Tips for evaluating benchmarks & solvers
Double-check the defaults.
Because benchmark tests are usually run using a solver’s default settings, it’s important to understand what those defaults are. But because defaults are chosen to provide the best overall performance across a range of models, they’re often not optimized for a particular model.
Understand benchmark tests in context of their defaults. Use them as a starting point, and ultimately test solvers against your own models.
Dig deeper than face-value.
Some benchmark tests can be misleading – intentionally or not. If a company cherry-picks models and tunes their solver for that subset of models, they may be able to claim superiority over recognized industry-leading solvers. With a deeper look, you may find that the selected model is only academic in nature and not reflective of the real world, or that tuning the opposing solver would result in a much better performance than indicated by the test parameters.
Make sure the results you’re seeing aren’t being manipulated or misconstrued to appear more impressive than they are.
Look for meaningful measures.
It’s important to determine whether a test measures something that is meaningful to you in practice. A test that measures the time required to produce poor-quality solutions isn’t relevant if your application requires high-quality solutions.
Evaluate the benchmark test and the solver’s performance based on the problems and models you need to solve.
Tune the parameters.
When testing a solver, you need the opportunity to tune performance to your specific models.
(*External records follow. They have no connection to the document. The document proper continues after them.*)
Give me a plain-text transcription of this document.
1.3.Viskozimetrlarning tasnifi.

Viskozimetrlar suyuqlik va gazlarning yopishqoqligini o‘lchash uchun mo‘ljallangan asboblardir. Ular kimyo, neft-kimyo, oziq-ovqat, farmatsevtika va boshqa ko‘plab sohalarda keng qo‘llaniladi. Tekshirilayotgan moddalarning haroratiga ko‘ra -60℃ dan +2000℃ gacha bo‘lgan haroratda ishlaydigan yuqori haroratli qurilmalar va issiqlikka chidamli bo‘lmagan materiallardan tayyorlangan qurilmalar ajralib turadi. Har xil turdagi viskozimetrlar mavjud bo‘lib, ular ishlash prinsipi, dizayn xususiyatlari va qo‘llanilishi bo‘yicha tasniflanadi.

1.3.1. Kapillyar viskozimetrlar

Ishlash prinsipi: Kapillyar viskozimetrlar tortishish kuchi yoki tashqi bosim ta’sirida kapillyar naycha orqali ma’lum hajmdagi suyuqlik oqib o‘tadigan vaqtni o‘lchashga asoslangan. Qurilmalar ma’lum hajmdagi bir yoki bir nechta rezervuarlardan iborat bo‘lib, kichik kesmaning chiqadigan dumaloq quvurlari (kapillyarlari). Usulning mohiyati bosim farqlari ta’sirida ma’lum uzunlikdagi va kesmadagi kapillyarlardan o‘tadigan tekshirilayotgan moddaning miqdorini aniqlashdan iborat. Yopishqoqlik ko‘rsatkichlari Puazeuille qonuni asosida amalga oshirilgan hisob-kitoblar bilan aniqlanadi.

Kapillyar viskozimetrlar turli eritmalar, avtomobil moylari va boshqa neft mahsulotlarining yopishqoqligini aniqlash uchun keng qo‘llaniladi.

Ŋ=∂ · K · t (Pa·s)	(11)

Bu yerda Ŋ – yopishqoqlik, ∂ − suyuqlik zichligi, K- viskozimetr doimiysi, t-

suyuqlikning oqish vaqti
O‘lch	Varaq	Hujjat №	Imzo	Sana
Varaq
Gurobi includes over 100 parameters to adjust, and an Automatic Tuning Tool that intelligently explores parameter settings and returns with advice on specific settings you can use to optimize the solver for your model(s).
Using default settings, Gurobi has the fastest out-of-the-box performance. By using the Automatic Tuning Tool to tune the parameters for each individual model, mean performance across the models increases by 68%. Our distributed tuning capabilities show a 152% performance improvement in the same amount of tuning time.